Although Vans was the first Court of Appeals decision to address what Jack Daniel’s means for the Rogers test, it will not be the last. For example, the Ninth Circuit has recently remanded several cases to district courts for further consideration in light of Jack Daniel’s,[33] and it recently withdrew its opinion in a dispute between an event planning company and an online news publication over the “Punchbowl” name.[34] In the near term, as courts continue to flesh out what it means for a mark to be used as a source identifier for purposes of a Rogers analysis, precisely when Rogers applies remains uncertain.

Footnotes

[1] — F.4th —-, No. 22-1006, 2023 WL 8385065 (2d Cir. Dec. 5, 2023) (per curiam).

[2] 599 U.S. 140 (2023)

[3] Vans, Inc., 2023 WL 8385065, at *1.

[4] Id. at *2.

[5] Id. at *1.

[6] Vans, Inc. v. MSCHF Prod. Studio, Inc., 602 F. Supp. 3d 358, 364 (E.D.N.Y. 2022).

[7] 875 F.2d 994 (2d Cir. 1989).

[8] Id. at 999.

[9] Id.

[10] Vans, Inc., 602 F. Supp. 3d at 370–71.

[11] Id. at 367–70.

[12] Id. at 373.

[13] See Jack Daniel’s, 599 U.S. at 148–51.
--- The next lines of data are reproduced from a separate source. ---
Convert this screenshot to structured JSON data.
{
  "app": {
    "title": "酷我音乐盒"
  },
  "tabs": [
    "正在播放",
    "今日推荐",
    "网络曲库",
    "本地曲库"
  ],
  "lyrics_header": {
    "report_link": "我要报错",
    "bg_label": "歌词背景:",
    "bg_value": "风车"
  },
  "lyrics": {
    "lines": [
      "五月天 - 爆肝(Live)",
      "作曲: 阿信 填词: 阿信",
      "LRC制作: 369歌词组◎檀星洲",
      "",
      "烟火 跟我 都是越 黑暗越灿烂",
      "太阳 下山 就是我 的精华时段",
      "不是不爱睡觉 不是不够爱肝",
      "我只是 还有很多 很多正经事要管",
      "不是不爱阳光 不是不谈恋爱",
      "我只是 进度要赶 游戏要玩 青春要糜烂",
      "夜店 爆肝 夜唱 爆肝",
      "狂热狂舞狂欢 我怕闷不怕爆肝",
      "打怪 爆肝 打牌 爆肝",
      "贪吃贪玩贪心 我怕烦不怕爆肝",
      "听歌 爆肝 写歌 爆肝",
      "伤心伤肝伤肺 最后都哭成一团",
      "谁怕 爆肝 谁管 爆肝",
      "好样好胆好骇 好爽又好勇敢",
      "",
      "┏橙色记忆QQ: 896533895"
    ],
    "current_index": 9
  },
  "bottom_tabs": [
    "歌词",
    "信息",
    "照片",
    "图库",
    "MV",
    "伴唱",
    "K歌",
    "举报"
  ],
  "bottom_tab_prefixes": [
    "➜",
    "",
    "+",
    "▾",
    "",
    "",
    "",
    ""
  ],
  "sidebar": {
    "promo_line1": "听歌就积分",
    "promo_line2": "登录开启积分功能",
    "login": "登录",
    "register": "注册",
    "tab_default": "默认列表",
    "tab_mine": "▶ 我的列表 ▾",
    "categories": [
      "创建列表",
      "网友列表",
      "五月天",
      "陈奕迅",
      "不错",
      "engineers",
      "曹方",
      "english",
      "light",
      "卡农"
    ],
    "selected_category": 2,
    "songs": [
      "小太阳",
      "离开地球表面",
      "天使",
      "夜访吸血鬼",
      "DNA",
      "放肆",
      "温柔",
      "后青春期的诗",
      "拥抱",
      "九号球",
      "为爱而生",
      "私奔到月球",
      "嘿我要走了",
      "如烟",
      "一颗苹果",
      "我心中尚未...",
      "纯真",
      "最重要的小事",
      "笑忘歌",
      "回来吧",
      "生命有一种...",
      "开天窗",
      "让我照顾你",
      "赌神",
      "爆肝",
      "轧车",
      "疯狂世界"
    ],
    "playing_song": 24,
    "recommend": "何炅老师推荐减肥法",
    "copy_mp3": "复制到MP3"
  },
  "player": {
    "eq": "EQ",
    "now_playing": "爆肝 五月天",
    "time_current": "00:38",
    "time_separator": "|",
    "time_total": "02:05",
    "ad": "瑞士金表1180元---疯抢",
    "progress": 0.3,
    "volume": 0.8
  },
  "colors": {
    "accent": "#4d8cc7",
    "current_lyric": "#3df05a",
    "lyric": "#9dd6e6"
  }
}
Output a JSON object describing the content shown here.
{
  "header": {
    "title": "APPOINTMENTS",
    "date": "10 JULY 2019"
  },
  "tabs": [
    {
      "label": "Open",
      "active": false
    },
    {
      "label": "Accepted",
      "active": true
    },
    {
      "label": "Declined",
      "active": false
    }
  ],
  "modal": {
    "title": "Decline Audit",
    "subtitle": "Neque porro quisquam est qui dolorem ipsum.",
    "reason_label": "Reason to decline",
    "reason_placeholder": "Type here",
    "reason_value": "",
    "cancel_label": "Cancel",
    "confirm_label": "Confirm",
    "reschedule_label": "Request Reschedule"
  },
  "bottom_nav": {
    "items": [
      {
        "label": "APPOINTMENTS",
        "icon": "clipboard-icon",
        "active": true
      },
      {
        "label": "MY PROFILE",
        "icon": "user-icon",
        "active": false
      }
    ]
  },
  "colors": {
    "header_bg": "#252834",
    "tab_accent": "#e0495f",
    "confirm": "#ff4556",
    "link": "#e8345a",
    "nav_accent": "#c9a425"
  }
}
[14] Id. at 153 & n.1, 153, 159.

[15] Id. at 157–58.

[16] Id. at 160.

[17] Vans, Inc., 2023 WL 8385065, at *7.

[18] Id.

[19] Id.

[20] Id.

[21] Id.

[22] Id. at *1, 7 (quoting and citing Jack Daniel’s, 599 U.S. at 156).

[23] Id. at *7–10.

[24] Id. at *10–11.

[25] See Rogers, 875 F.2d at 996.

[26] Vans, Inc., 2023 WL 8385065, at *5 (collecting cases); see also, e.g., JTH Tax LLC v. AMC Networks Inc., — F. Supp. 3d —-, No. 22-cv-6526, 2023 WL 6215299, at *7 (S.D.N.Y. Sept. 25, 2023) (applying Rogers to alleged use of trademarks and trade dress in contents of television show, and concluding that Jack Daniel’s does not bar application of Rogers where marks are used “in furtherance of [a show’s] plot”).

[27] Jack Daniel’s, 599 U.S. at 159–60.

[28] Vans, Inc., 2023 WL 8385065, at *7.

[29] See Jack Daniel’s, 599 U.S. at 150.

[30] Vans, Inc., 2023 WL 8385065, at *7.

[31] Id.

[32] Jack Daniel’s, 599 U.S. at 156.

[33] See, e.g., Activision Publ’g, Inc. v. Warzone.com, LLC, No. 22-55831, 2023 WL 7118756 (9th Cir. Oct. 25, 2023); Diece-Lisa Indus., Inc. v. Disney Store USA, LLC, No. 21-55816, 2023 WL 5541556 (9th Cir. Aug. 25, 2023).

[34] Punchbowl, Inc. v. AJ Press, LLC, 78 F.4th 1158 (9th Cir. Sept. 1, 2023).